Brain-inspired feature extraction for near sensor extreme edge processing with Spiking Neural Networks

Abstract

Motivated by the desire to bring intelligent processing at the Edge, enabling online learning on resource- and latency-constrained embedded devices has become increasingly appealing, as it has the potential to tackle a wide range of challenges: on the one hand, it can deal with on-the-fly adaptation to fast sensor-generated streams of data under changing environments and on the other hand, it can address a variety of challenges associated with offline training in the cloud, such as incurred energy consumption of sensor data transfers and extra memory storage for the training samples, but also data privacy and security concerns. Concurrently, maintaining low-latency and power-efficient inference is paramount for edge AI computing systems, and thus learning/adapting online with minimal incurred overhead is crucial.
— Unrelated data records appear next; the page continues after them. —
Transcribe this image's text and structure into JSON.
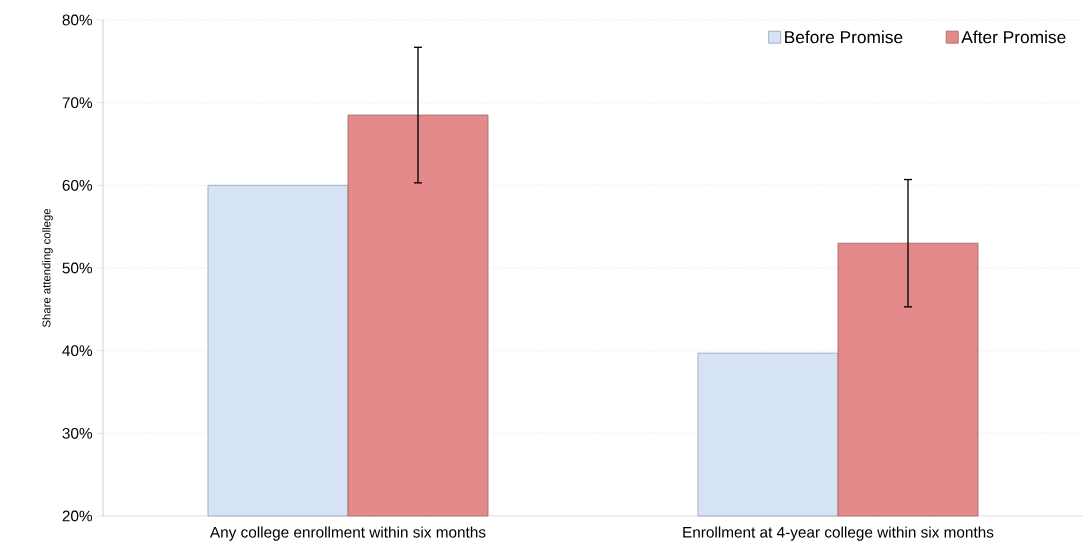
{
  "chart_data": {
    "type": "bar",
    "ylabel": "Share attending college",
    "categories": [
      "Any college enrollment within six months",
      "Enrollment at 4-year college within six months"
    ],
    "series": [
      {
        "name": "Before Promise",
        "color": "#d6e3f5",
        "values": [
          60.0,
          39.7
        ]
      },
      {
        "name": "After Promise",
        "color": "#e58a8a",
        "values": [
          68.5,
          53.0
        ],
        "errors": [
          8.2,
          7.7
        ]
      }
    ],
    "ylim": [
      20,
      80
    ],
    "yticks": [
      {
        "value": 20,
        "label": "20%"
      },
      {
        "value": 30,
        "label": "30%"
      },
      {
        "value": 40,
        "label": "40%"
      },
      {
        "value": 50,
        "label": "50%"
      },
      {
        "value": 60,
        "label": "60%"
      },
      {
        "value": 70,
        "label": "70%"
      },
      {
        "value": 80,
        "label": "80%"
      }
    ],
    "grid": "y",
    "legend": "top right"
  }
}
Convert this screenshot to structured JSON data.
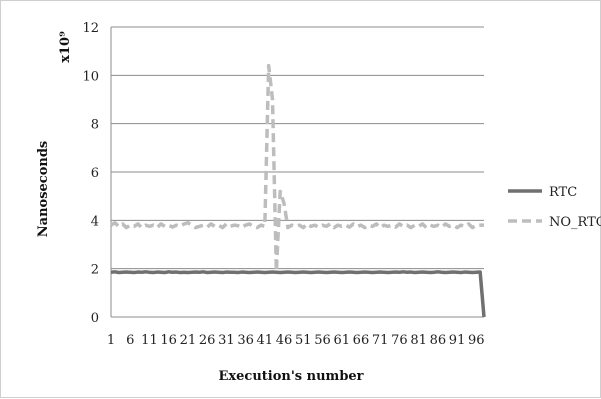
{
  "chart_data": {
    "type": "line",
    "title": "",
    "xlabel": "Execution's number",
    "ylabel": "Nanoseconds",
    "y_multiplier_label": "x10⁹",
    "ylim": [
      0,
      12
    ],
    "yticks": [
      0,
      2,
      4,
      6,
      8,
      10,
      12
    ],
    "xlim": [
      1,
      98
    ],
    "xticks": [
      1,
      6,
      11,
      16,
      21,
      26,
      31,
      36,
      41,
      46,
      51,
      56,
      61,
      66,
      71,
      76,
      81,
      86,
      91,
      96
    ],
    "grid": true,
    "legend_position": "right",
    "series": [
      {
        "name": "RTC",
        "color": "#707070",
        "style": "solid",
        "x": [
          1,
          2,
          3,
          4,
          5,
          6,
          7,
          8,
          9,
          10,
          11,
          12,
          13,
          14,
          15,
          16,
          17,
          18,
          19,
          20,
          21,
          22,
          23,
          24,
          25,
          26,
          27,
          28,
          29,
          30,
          31,
          32,
          33,
          34,
          35,
          36,
          37,
          38,
          39,
          40,
          41,
          42,
          43,
          44,
          45,
          46,
          47,
          48,
          49,
          50,
          51,
          52,
          53,
          54,
          55,
          56,
          57,
          58,
          59,
          60,
          61,
          62,
          63,
          64,
          65,
          66,
          67,
          68,
          69,
          70,
          71,
          72,
          73,
          74,
          75,
          76,
          77,
          78,
          79,
          80,
          81,
          82,
          83,
          84,
          85,
          86,
          87,
          88,
          89,
          90,
          91,
          92,
          93,
          94,
          95,
          96,
          97,
          98
        ],
        "values": [
          1.85,
          1.87,
          1.84,
          1.85,
          1.86,
          1.85,
          1.84,
          1.86,
          1.85,
          1.87,
          1.85,
          1.84,
          1.86,
          1.85,
          1.84,
          1.87,
          1.85,
          1.86,
          1.84,
          1.85,
          1.84,
          1.85,
          1.86,
          1.85,
          1.87,
          1.84,
          1.85,
          1.86,
          1.85,
          1.84,
          1.86,
          1.85,
          1.85,
          1.84,
          1.86,
          1.85,
          1.84,
          1.85,
          1.86,
          1.85,
          1.84,
          1.85,
          1.86,
          1.85,
          1.84,
          1.85,
          1.86,
          1.85,
          1.84,
          1.85,
          1.86,
          1.85,
          1.84,
          1.85,
          1.86,
          1.85,
          1.84,
          1.85,
          1.86,
          1.85,
          1.84,
          1.85,
          1.86,
          1.85,
          1.84,
          1.85,
          1.86,
          1.85,
          1.84,
          1.85,
          1.86,
          1.85,
          1.84,
          1.85,
          1.86,
          1.85,
          1.87,
          1.85,
          1.86,
          1.84,
          1.85,
          1.86,
          1.85,
          1.84,
          1.85,
          1.87,
          1.85,
          1.84,
          1.85,
          1.86,
          1.85,
          1.84,
          1.86,
          1.85,
          1.84,
          1.85,
          1.86,
          0.0
        ]
      },
      {
        "name": "NO_RTC",
        "color": "#bdbdbd",
        "style": "dashed",
        "x": [
          1,
          2,
          3,
          4,
          5,
          6,
          7,
          8,
          9,
          10,
          11,
          12,
          13,
          14,
          15,
          16,
          17,
          18,
          19,
          20,
          21,
          22,
          23,
          24,
          25,
          26,
          27,
          28,
          29,
          30,
          31,
          32,
          33,
          34,
          35,
          36,
          37,
          38,
          39,
          40,
          41,
          42,
          43,
          44,
          45,
          46,
          47,
          48,
          49,
          50,
          51,
          52,
          53,
          54,
          55,
          56,
          57,
          58,
          59,
          60,
          61,
          62,
          63,
          64,
          65,
          66,
          67,
          68,
          69,
          70,
          71,
          72,
          73,
          74,
          75,
          76,
          77,
          78,
          79,
          80,
          81,
          82,
          83,
          84,
          85,
          86,
          87,
          88,
          89,
          90,
          91,
          92,
          93,
          94,
          95,
          96,
          97,
          98
        ],
        "values": [
          3.8,
          3.9,
          3.75,
          3.85,
          3.7,
          3.8,
          3.75,
          3.85,
          3.7,
          3.8,
          3.75,
          3.8,
          3.7,
          3.85,
          3.75,
          3.8,
          3.72,
          3.8,
          3.75,
          3.85,
          3.9,
          3.8,
          3.7,
          3.75,
          3.8,
          3.72,
          3.85,
          3.75,
          3.8,
          3.7,
          3.85,
          3.75,
          3.8,
          3.78,
          3.7,
          3.8,
          3.85,
          3.75,
          3.7,
          3.8,
          3.75,
          10.4,
          9.0,
          1.9,
          5.2,
          4.7,
          3.7,
          3.8,
          3.75,
          3.8,
          3.7,
          3.85,
          3.75,
          3.8,
          3.72,
          3.8,
          3.75,
          3.85,
          3.7,
          3.8,
          3.75,
          3.8,
          3.72,
          3.85,
          3.75,
          3.8,
          3.7,
          3.8,
          3.75,
          3.85,
          3.7,
          3.8,
          3.75,
          3.8,
          3.72,
          3.85,
          3.75,
          3.8,
          3.7,
          3.8,
          3.75,
          3.85,
          3.7,
          3.8,
          3.75,
          3.8,
          3.72,
          3.85,
          3.75,
          3.8,
          3.7,
          3.8,
          3.75,
          3.85,
          3.7,
          3.8,
          3.8,
          3.8
        ]
      }
    ]
  }
}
In this work, we propose EON-1, an Edge ONline Learning SCNN (Spiking Convolutional Neural Network) processor with 1-bit synaptic weights, 1-spike per neuron and 1-neuron updated per input, which we have benchmarked for both ASIC and FPGA platforms. Our key contribution is proposing a binary and stochastic SDTP rule which, benchmarked in an ASIC node, achieves less than 1% energy overhead for inference. To our knowledge, our solution incurs the least energy overhead for inference, compared to state-of-the-art solutions, showing a better efficiency by at least a factor of 10x. We also report 94% and 77.65% accuracy on the MNIST and Fashion-MNIST classification tasks, and we achieve 0.09pJ/SOP and 1.5pJ/SOP energy efficiency during inference and learning, respectively. We extend our solution to demonstrate a practical use-case of performing inference in real-time UHD videos while coping with streaming data and we showcase 60 FPS UHD video processing.